Le FPI, parti de l’opposition ivoirienne, a commandé une expertise technique interne qui a révélé, a-t-il confié à la presse, des irrégularités sur la liste électorale, dont des inscriptions en violation du code électoral, des doublons et des cas de parents avec des centaines d’enfants électeurs.
Le Front populaire ivoirien (FPI), formation politique de l’opposition ivoirienne dirigée par l’ancien Premier ministre, Pascal Affi N’Guessan, a tenu une conférence de presse, le samedi 29 mars 2025, à son siège sis à Abidjan-Cocody-Les II Plateaux-Vallons, pour présenter les conclusions d’une analyse de la liste électorale provisoire en vue de la présidentielle d’octobre 2025. Menée par le vice-président du FPI, Apollos Dan Thé, actuaire et spécialiste en modélisation financière exerçant à Londres (Grande Bretagne), cette étude met en lumière, selon le FPI, des « anomalies systémiques » qui, conclut ce parti de l’opposition, « compromettent la crédibilité du scrutin ».
Le FPI a exploité huit listes électorales (2010 à 2024) transmises par la Commission électorale indépendante (CEI), converties en bases de données SQL pour des analyses croisées.

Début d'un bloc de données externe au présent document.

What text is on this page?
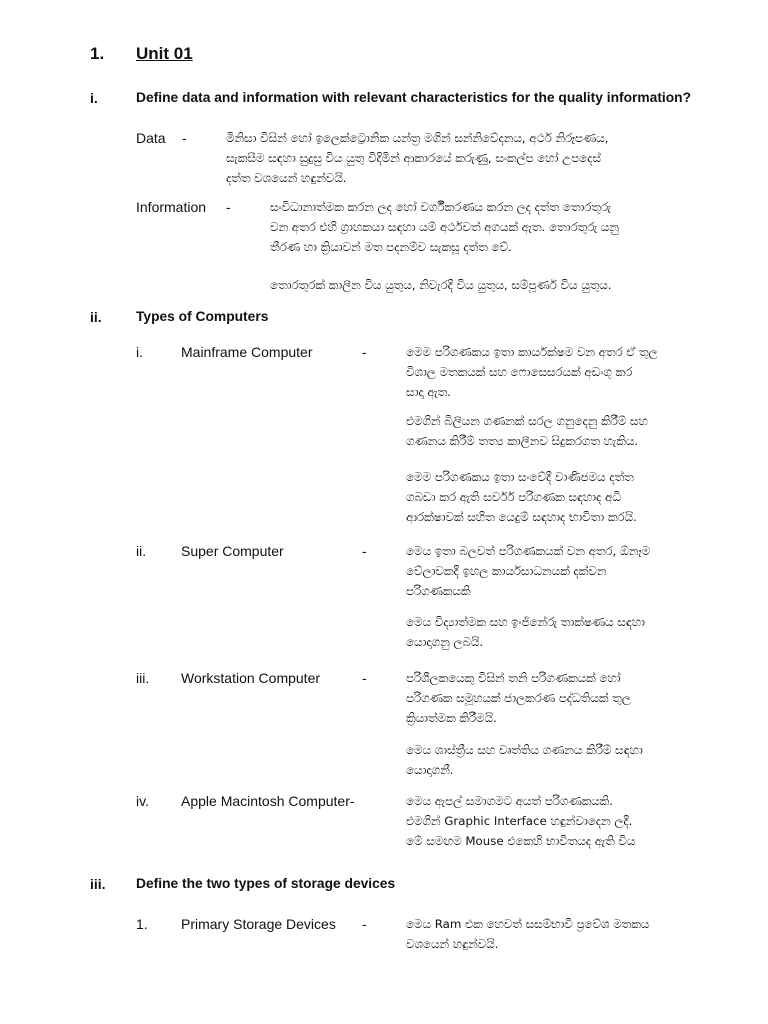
1. Unit 01
i.	Define data and information with relevant characteristics for the quality information?
Data -	මිනිසා විසින් හෝ ඉලෙක්ට්‍රොනික යන්ත්‍ර මගින් සන්නිවේදනය, අර්ථ නිරූපණය,
සැකසීම සඳහා සුදුසු විය යුතු විදිමින් ආකාරයේ කරුණු, සංකල්ප හෝ උපදෙස්
දත්ත වශයෙන් හඳුන්වයි.
Information -	සංවිධානාත්මක කරන ලද හෝ වර්ගීකරණය කරන ලද දත්ත තොරතුරු
වන අතර එහි ග්‍රාහකයා සඳහා යම් අර්ථවත් අගයක් ඇත. තොරතුරු යනු
තීරණ හා ක්‍රියාවන් මත පදනම්ව සැකසූ දත්ත වේ.
තොරතුරක් කාලීන විය යුතුය, නිවැරදි විය යුතුය, සම්පූර්ණ විය යුතුය.
ii. Types of Computers
i.	Mainframe Computer	-	මෙම පරිගණකය ඉතා කාර්යක්ෂම වන අතර ඒ තුල
විශාල මතකයක් සහ ෆොසෙසරයක් අඩංගු කර
සාදා ඇත.
එමගින් බිලියන ගණනක් සරල ගනුදෙනු කිරීම් සහ
ගණනය කිරීම් තත්‍ය කාලීනව සිදුකරගත හැකිය.
මෙම පරිගණකය ඉතා සංවේදී වාණිජමය දත්ත
ගබඩා කර ඇති සර්වර් පරිගණක සඳහාද අධි
ආරක්ෂාවක් සහිත යෙදුම් සඳහාද භාවිතා කරයි.
ii. Super Computer	-	මෙය ඉතා බලවත් පරිගණකයක් වන අතර, ඕනෑම
වේලාවකදී ඉහල කාර්යසාධනයක් දක්වන
පරිගණකයකි
මෙය විද්‍යාත්මක සහ ඉංජිනේරු තාක්ෂණය සඳහා
යොදාගනු ලබයි.
iii. Workstation Computer	-	පරිශීලකයෙකු විසින් තනි පරිගණකයක් හෝ
පරිගණක සමූහයක් ජාලකරණ පද්ධතියක් තුල
ක්‍රියාත්මක කිරීමයි.
මෙය ශාස්ත්‍රීය සහ වෘත්තිය ගණනය කිරීම් සඳහා
යොදාගනී.
iv. Apple Macintosh Computer-	මෙය ඇපල් සමාගමට අයත් පරිගණකයකි.
එමගින් Graphic Interface හඳුන්වාදෙන ලදී.
මේ සමඟම Mouse එකෙහි භාවිතයද ඇති විය
iii. Define the two types of storage devices
1. Primary Storage Devices -	මෙය Ram එක හෙවත් සසම්භාවී ප්‍රවේශ මතකය
වශයෙන් හඳුන්වයි.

Les résultats, présentés sous forme de graphiques et tableaux, ont montré, constate le FPI, « une violation massive de l’article 7 du Code électoral ». Cet article exige des informations complètes sur l’identité des électeurs (noms, filiation, etc.). Or, 70% des inscrits sur la liste provisoire 2024 (6,2 millions) ont des données incomplètes, contre 34% en 2023. 470 877 électeurs n’ont ni noms de parents ni dates de naissance valides (mention « inconnu », « ND », etc.). « Une liste opaque ne peut produire des élections transparentes », a affirmé Apollos Dan Thé, pointant une « dégradation continue » depuis 2010.
Des parents aux « progénitures irrationnelles »
L’étude identifie des cas défiant la logique démographique : 5 517 mamans avaient plus de 15 enfants électeurs en 2023, dont 42 avec plus de 700 enfants. 329 754 électeurs en 2023 étaient rattachés à des pères ayant plus de 20 enfants. Ces anomalies sont concentrées dans les régions du Centre et du Nord, avec des pics lors des révisions de 2015 et 2020. « Ces distributions non aléatoires suggèrent des manipulations organisées », a analysé l’expert du FPI, évoquant des « mouvements synchronisés » improbables naturellement. 224 277 numéros d’électeurs en surplus ont été détectés, dont 219 964 concentrés à Agboville, Sikensi et Tiassalé (chaque électeur y aurait deux cartes). Des flux massifs d’électeurs d’Abidjan vers ces localités ont été observés en 2024, signe possible de « transhumance organisée », soutient-il.
Pour Kouakou Krah, vice-président du FPI chargé des élections, ces résultats justifient la demande d’audit récurrente de l’opposition : « Comment expliquer que des milliers d’électeurs changent subitement de filiation en 2024 ? Qui a modifié ces données ? ». Le FPI réclame une enquête sur les inscriptions non conformes, la publication des logs de modifications de la liste et un contrôle international pour garantir l’intégrité du processus.
Réactions et enjeu
Contactée, la CEI n’a pas encore réagi. Pour le politologue Drissa Koné, « ces révélations alimentent la défiance dans un contexte post-crise où chaque détail électoral est scruté ». Alors que la phase de contentieux électoral est en cours, le FPI espère visiblement mobiliser l’opinion publique nationale et la communauté internationale. « Sans audit, cette liste est un outil de fraude potentielle », estime Apollos Dan Thé.
Robert Krassault
Légende photo : Appolos Dan Thé, vice-président du FPI, expert mandaté par son parti pour analyser la liste électorale, s’adressant aux journalistes lors de la conférence de presse, le samedi 29 mars 2025.